You see the day to day, deadlines to keep grants, shooting mice in the stomach with needles, and training new med school idiots who are clearly beneath you.

My second host mother, E, had the most warm, loving, wonderful parents. Her tall, strapping, powerful father slowly began to shake more and more each day until he was diagnosed with Parkinson's. All of a sudden this strong man was made to feel like an incapable child in his own body, leaving his tiny, frail wife to treat him like an infant. He felt emasculated and helpless.  He went on the most top-notch medication known at the time in order to control his uncontrollable shaking and ended up having psychedelic nightmares every waking and sleeping moment of the day. Waking up, shitting himself from fear, literally seeing a wrecking ball smashing through the room, muscling his weak body over his wife to protect her from his delusions.
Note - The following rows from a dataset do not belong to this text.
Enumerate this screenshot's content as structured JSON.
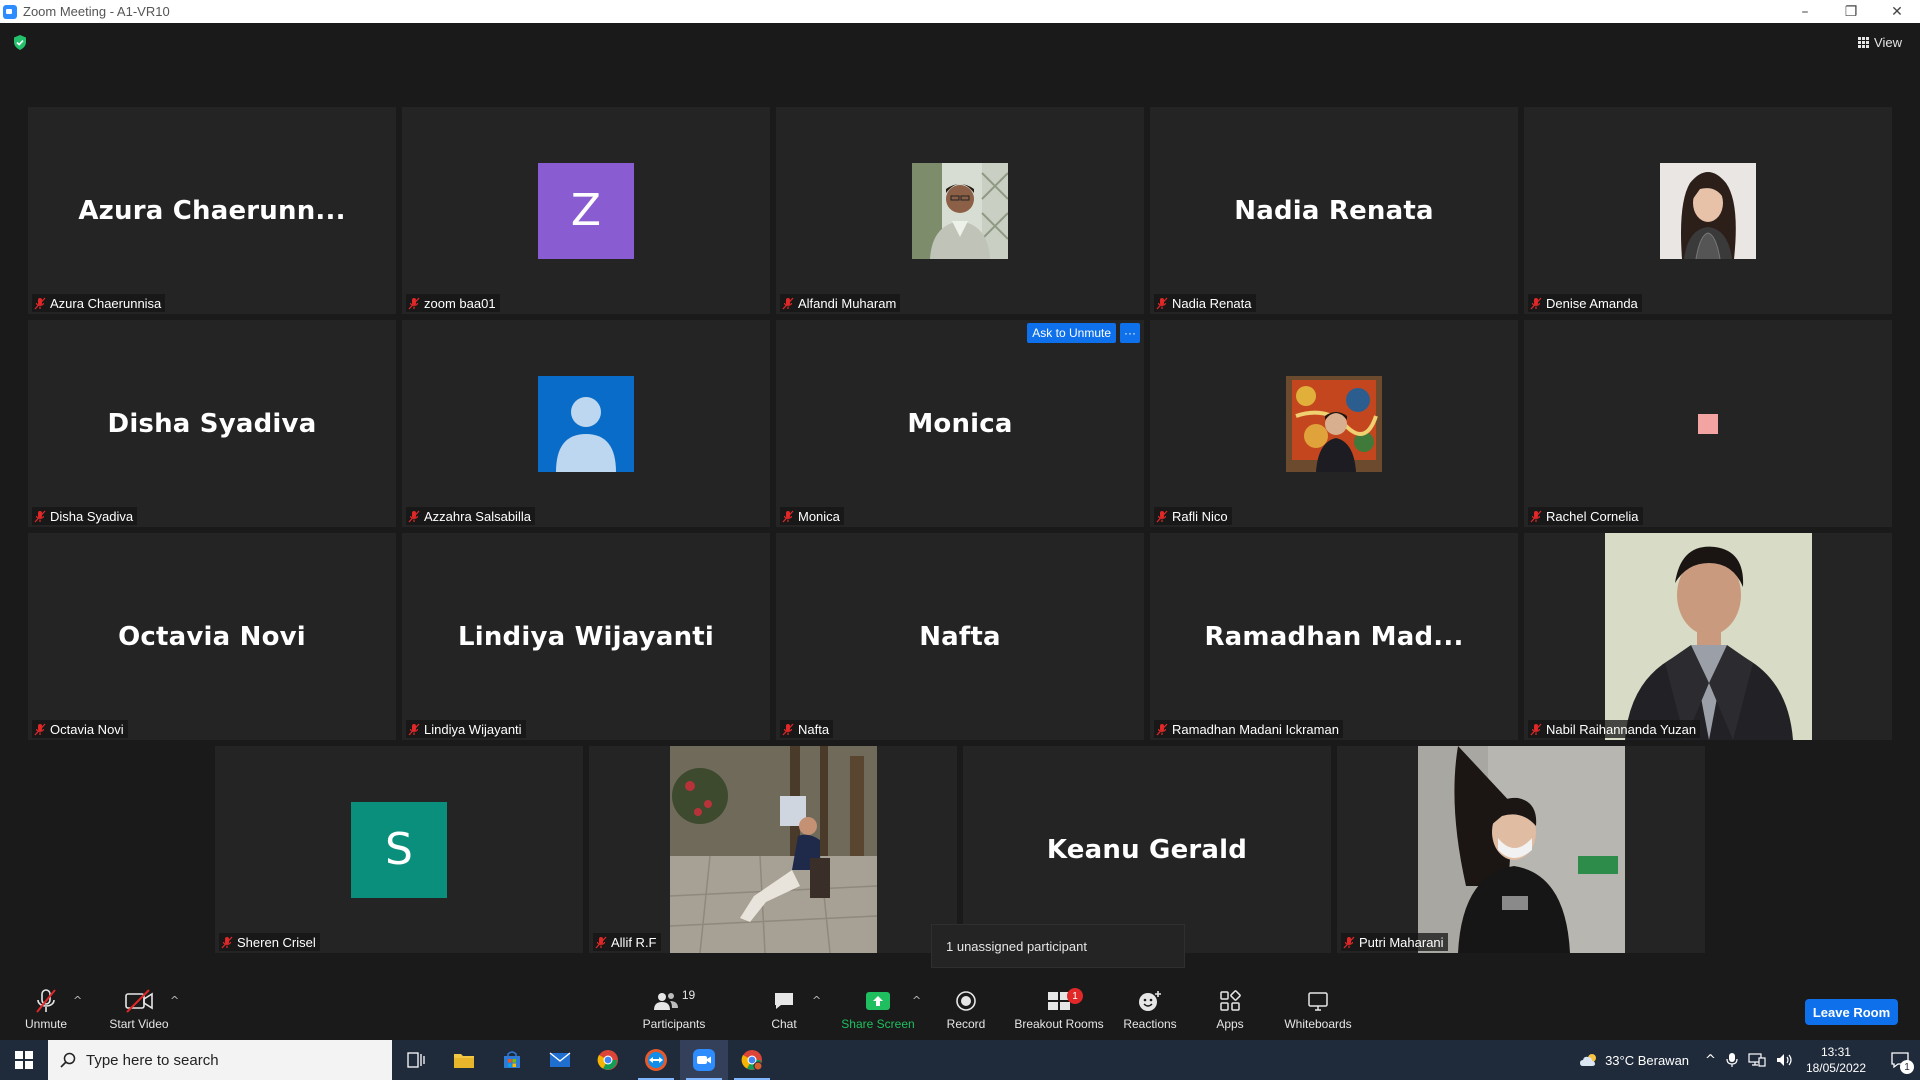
{
  "window": {
    "title": "Zoom Meeting - A1-VR10",
    "minimize": "–",
    "restore": "❐",
    "close": "✕"
  },
  "header": {
    "view_label": "View"
  },
  "tiles": [
    {
      "big": "Azura  Chaerunn...",
      "label": "Azura Chaerunnisa"
    },
    {
      "avatar": "Z",
      "label": "zoom baa01"
    },
    {
      "label": "Alfandi Muharam"
    },
    {
      "big": "Nadia Renata",
      "label": "Nadia Renata"
    },
    {
      "label": "Denise Amanda"
    },
    {
      "big": "Disha Syadiva",
      "label": "Disha Syadiva"
    },
    {
      "label": "Azzahra Salsabilla"
    },
    {
      "big": "Monica",
      "label": "Monica",
      "ask": "Ask to Unmute",
      "more": "···"
    },
    {
      "label": "Rafli Nico"
    },
    {
      "label": "Rachel Cornelia"
    },
    {
      "big": "Octavia Novi",
      "label": "Octavia Novi"
    },
    {
      "big": "Lindiya Wijayanti",
      "label": "Lindiya Wijayanti"
    },
    {
      "big": "Nafta",
      "label": "Nafta"
    },
    {
      "big": "Ramadhan  Mad...",
      "label": "Ramadhan Madani Ickraman"
    },
    {
      "label": "Nabil Raihannanda Yuzan"
    },
    {
      "avatar": "S",
      "label": "Sheren Crisel"
    },
    {
      "label": "Allif R.F"
    },
    {
      "big": "Keanu Gerald",
      "label": "Keanu Gerald"
    },
    {
      "label": "Putri Maharani"
    }
  ],
  "unassigned": "1 unassigned participant",
  "toolbar": {
    "unmute": "Unmute",
    "start_video": "Start Video",
    "participants": "Participants",
    "participants_count": "19",
    "chat": "Chat",
    "share_screen": "Share Screen",
    "record": "Record",
    "breakout_rooms": "Breakout Rooms",
    "breakout_badge": "1",
    "reactions": "Reactions",
    "apps": "Apps",
    "whiteboards": "Whiteboards",
    "leave_room": "Leave Room",
    "caret": "^"
  },
  "taskbar": {
    "search_placeholder": "Type here to search",
    "weather": "33°C  Berawan",
    "time": "13:31",
    "date": "18/05/2022",
    "notification_count": "1"
  },
  "colors": {
    "accent": "#0e71eb",
    "share_green": "#1fbf5f",
    "avatar_purple": "#8a5cd1",
    "avatar_teal": "#0a8f7d",
    "avatar_blue": "#0a6cc9",
    "mic_red": "#e02828"
  }
}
I've seen another man, not much older than your parents, with a teenage child. But instead of looking his age, the stress from Parkinsons leaves him looking in his 70's, barely capable of continuing his accounting practice because it takes him over 5 minutes to write his name. He can't keep a conversation because the shakes take over and he can no longer concentrate. "It's a bad day," he says to me, when he can't even complete a sentence, asking me about his [business transaction].

My heart breaks. But you are doing something about it. Your blood, sweat, tears, frustration, stress, training...your life will contribute to the future. So other people won't go through life like this.
When I found out this is what your focus was, I heard my host mother in my head. "I don't wish this disease on anyone." She was on the verge of tears as she watched her father try to simply walk through a doorway with so much difficulty. I was so proud of you, and to even know you, right then and there.
Thank you, K, for reminding me that what I am doing can be so beautiful, and so meaningful.